The UK innovation team had a cool Microsoft Band app to exchange contact info by shaking hands at events rather than handing out business cards.  Their app reminded me of a Social Network Analysis study for mapping the hidden gurus in an organization, an app near to my interest in Expertise Management. The students' eyes widened as he began to think about this other possibility for their technology. So I recommended looking up the research paper.

Making connections is something I enjoy. I've written about it before, here. It's cool to find some new examples. But that's what happens when you bring people together. The connections flourish among ideas, projects and people.
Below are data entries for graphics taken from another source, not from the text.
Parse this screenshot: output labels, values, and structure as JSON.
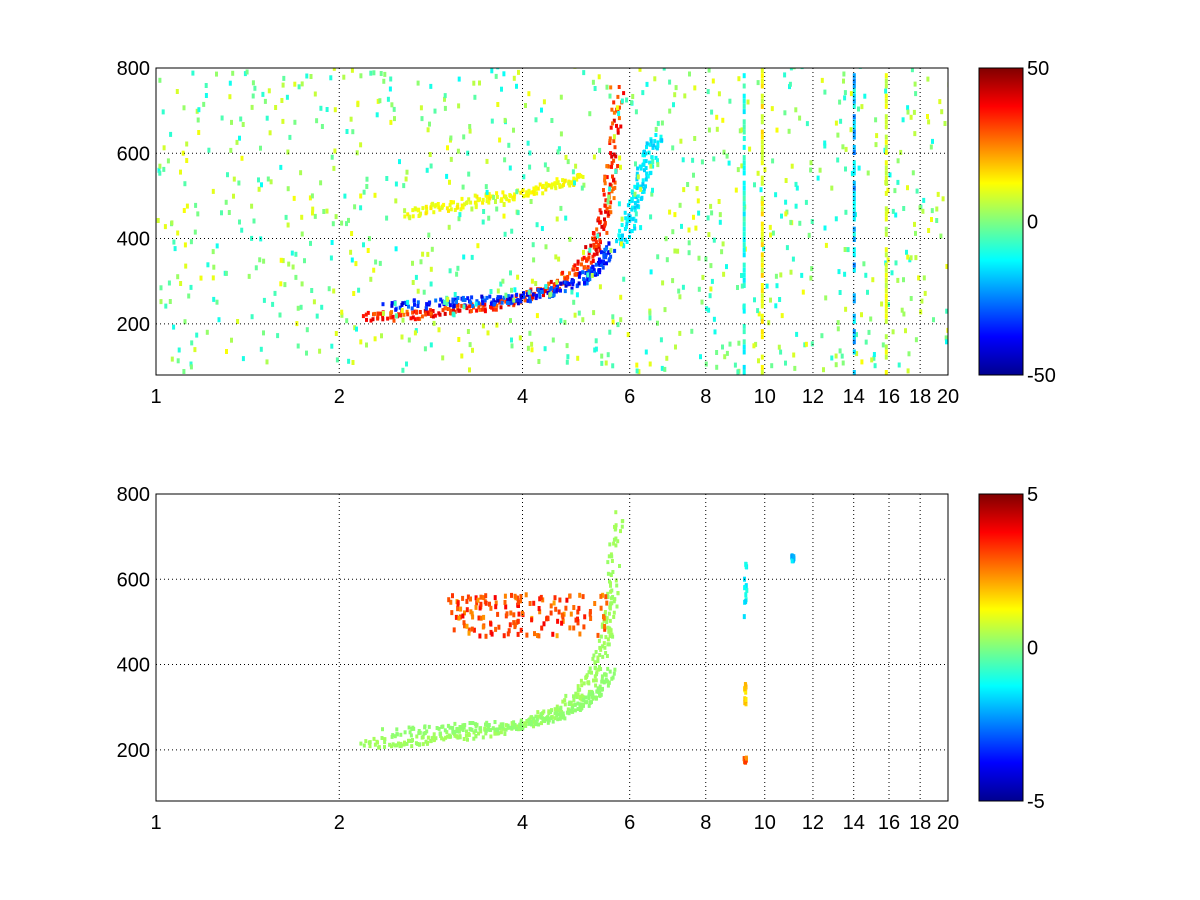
{
  "chart_data": [
    {
      "type": "heatmap",
      "title": "",
      "xlabel": "",
      "ylabel": "",
      "x_ticks": [
        1,
        2,
        4,
        6,
        8,
        10,
        12,
        14,
        16,
        18,
        20
      ],
      "x_tick_labels": [
        "1",
        "2",
        "4",
        "6",
        "8",
        "10",
        "12",
        "14",
        "16",
        "18",
        "20"
      ],
      "y_ticks": [
        200,
        400,
        600,
        800
      ],
      "y_tick_labels": [
        "200",
        "400",
        "600",
        "800"
      ],
      "xlim": [
        1,
        20
      ],
      "ylim": [
        80,
        800
      ],
      "x_scale": "log2",
      "grid": true,
      "colormap": "jet",
      "clim": [
        -50,
        50
      ],
      "colorbar_ticks": [
        50,
        0,
        -50
      ],
      "colorbar_tick_labels": [
        "50",
        "0",
        "-50"
      ],
      "features": [
        {
          "x": [
            2.2,
            2.6,
            3.0,
            3.5,
            4.0,
            4.5,
            5.0,
            5.3,
            5.5,
            5.6,
            5.7
          ],
          "y": [
            210,
            215,
            225,
            235,
            255,
            285,
            330,
            390,
            480,
            580,
            760
          ],
          "value": 42
        },
        {
          "x": [
            2.4,
            3.0,
            3.5,
            4.0,
            4.5,
            5.0,
            5.3,
            5.6
          ],
          "y": [
            235,
            245,
            250,
            255,
            275,
            300,
            330,
            380
          ],
          "value": -42
        },
        {
          "x": [
            2.6,
            3.0,
            3.5,
            4.0,
            4.5,
            5.0
          ],
          "y": [
            455,
            470,
            490,
            500,
            520,
            540
          ],
          "value": 15
        },
        {
          "x": [
            5.8,
            6.0,
            6.2,
            6.4,
            6.6
          ],
          "y": [
            380,
            450,
            520,
            580,
            640
          ],
          "value": -18
        }
      ],
      "stripes": [
        {
          "x": 9.2,
          "value": -10
        },
        {
          "x": 9.85,
          "value": 12
        },
        {
          "x": 13.95,
          "value": -18
        },
        {
          "x": 15.75,
          "value": 8
        }
      ]
    },
    {
      "type": "heatmap",
      "title": "",
      "xlabel": "",
      "ylabel": "",
      "x_ticks": [
        1,
        2,
        4,
        6,
        8,
        10,
        12,
        14,
        16,
        18,
        20
      ],
      "x_tick_labels": [
        "1",
        "2",
        "4",
        "6",
        "8",
        "10",
        "12",
        "14",
        "16",
        "18",
        "20"
      ],
      "y_ticks": [
        200,
        400,
        600,
        800
      ],
      "y_tick_labels": [
        "200",
        "400",
        "600",
        "800"
      ],
      "xlim": [
        1,
        20
      ],
      "ylim": [
        80,
        800
      ],
      "x_scale": "log2",
      "grid": true,
      "colormap": "jet",
      "clim": [
        -5,
        5
      ],
      "colorbar_ticks": [
        5,
        0,
        -5
      ],
      "colorbar_tick_labels": [
        "5",
        "0",
        "-5"
      ],
      "features": [
        {
          "x": [
            2.2,
            2.6,
            3.0,
            3.5,
            4.0,
            4.5,
            5.0,
            5.3,
            5.5,
            5.6,
            5.7
          ],
          "y": [
            210,
            215,
            225,
            235,
            255,
            285,
            330,
            390,
            480,
            580,
            760
          ],
          "value": 0.4
        },
        {
          "x": [
            2.4,
            3.0,
            3.5,
            4.0,
            4.5,
            5.0,
            5.3,
            5.6
          ],
          "y": [
            235,
            245,
            250,
            255,
            275,
            300,
            330,
            380
          ],
          "value": 0.2
        }
      ],
      "clusters": [
        {
          "x_range": [
            3.0,
            5.5
          ],
          "y_range": [
            460,
            560
          ],
          "value": 3.5
        },
        {
          "x": 9.2,
          "y_range": [
            500,
            630
          ],
          "value": -1.5
        },
        {
          "x": 9.2,
          "y_range": [
            300,
            350
          ],
          "value": 2
        },
        {
          "x": 9.2,
          "y_range": [
            165,
            175
          ],
          "value": 3
        },
        {
          "x": 11.0,
          "y_range": [
            635,
            650
          ],
          "value": -2
        }
      ]
    }
  ]
}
One of our mottos is to "share and do". Make something happen together. 

The Tech at Hand

I've had the honor of being a Microsoft Imagine Cup Judge since 2008 --I'm officailly an old-timer trading stories with the elders of this august event.  Sitting together in the judges lounge yesterday, I remarked to a fellow judge how each Imagine Cup seems to feature projects with at least one new technology.  In Cairo it was the Windows phone, in New York it was the Kinect box, and here in Redmond this year it was the Microsoft Wristband.  Why was that?

Some investigation yielded the answer: the software development kit (SDK) that the students received at the start of competition last fall included the new Wristband.  Of course the students wanted to write apps for it!  Smart.
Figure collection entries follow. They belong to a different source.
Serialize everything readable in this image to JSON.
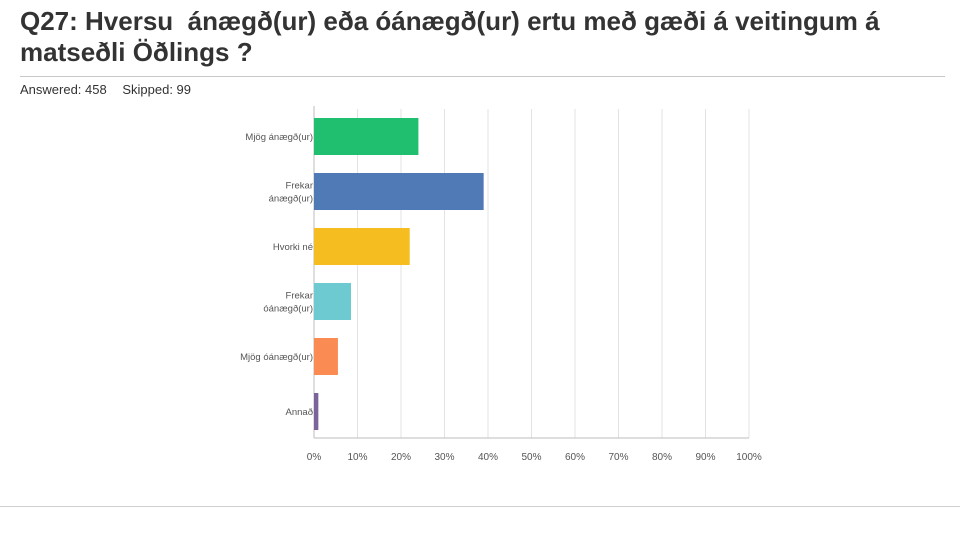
{
  "question": {
    "title": "Q27: Hversu  ánægð(ur) eða óánægð(ur) ertu með gæði á veitingum á matseðli Öðlings ?",
    "answered": "Answered: 458",
    "skipped": "Skipped: 99"
  },
  "chart_data": {
    "type": "bar",
    "orientation": "horizontal",
    "categories": [
      [
        "Mjög ánægð(ur)"
      ],
      [
        "Frekar",
        "ánægð(ur)"
      ],
      [
        "Hvorki né"
      ],
      [
        "Frekar",
        "óánægð(ur)"
      ],
      [
        "Mjög óánægð(ur)"
      ],
      [
        "Annað"
      ]
    ],
    "values": [
      24,
      39,
      22,
      8.5,
      5.5,
      1
    ],
    "colors": [
      "#1fbf6f",
      "#4f7ab5",
      "#f5bd1f",
      "#6dcad0",
      "#fa8b52",
      "#7b6499"
    ],
    "xlim": [
      0,
      100
    ],
    "xticks": [
      "0%",
      "10%",
      "20%",
      "30%",
      "40%",
      "50%",
      "60%",
      "70%",
      "80%",
      "90%",
      "100%"
    ],
    "grid": true
  }
}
Everyone is talking about wearables.  Even those of us in the humanitarian sector are talking about wearable technologies.  In the World Citizenship category, 4 of the 12 teams incorporated the Band.  All were health applications.  Motion and heart-rate sensing were the basic inputs for Parkinsons, Cardio-arithmia, asthma and seizure detection apps.

The interesting aspect of this is how the expectation has grown that the students will create new apps around the new tech.  I've written about the five things students don't have. The most important is they have no sense of limitation. There is no "that won't work here"; there is only "let's do it!"

What if we had similar expectations for the emerging country communities in which we work as humanitarians?  That putting the technology and some basic training and support into the hands of local entrepreneurs just may yield some new ideas that we hadn't thought of.  Imagine that.

Thursday, July 30, 2015

Obstacles, Failures and Winning

We saw a dozen teams at the 13th Microsoft Imagine Cup on the Microsoft campus in Redmond.  Our judging category was World Citizenship. 

During the hands-on session, I asked some of the teams what was their most difficult moment, the set-backs and obstacles they had to overcome.

One team said it was their first software versions crashing on the phone. Another said it was getting the sensors to stick and re-stick. One team said it was getting the basic parts into their country to build the prototype. 

In the world of innovation, failure is a milestone. Each of these teams overcame the setback and were among the teams invited to the world championships.  They learned, they adjusted, they found a way. The drive to succeed just may be the straight line on a crooked path.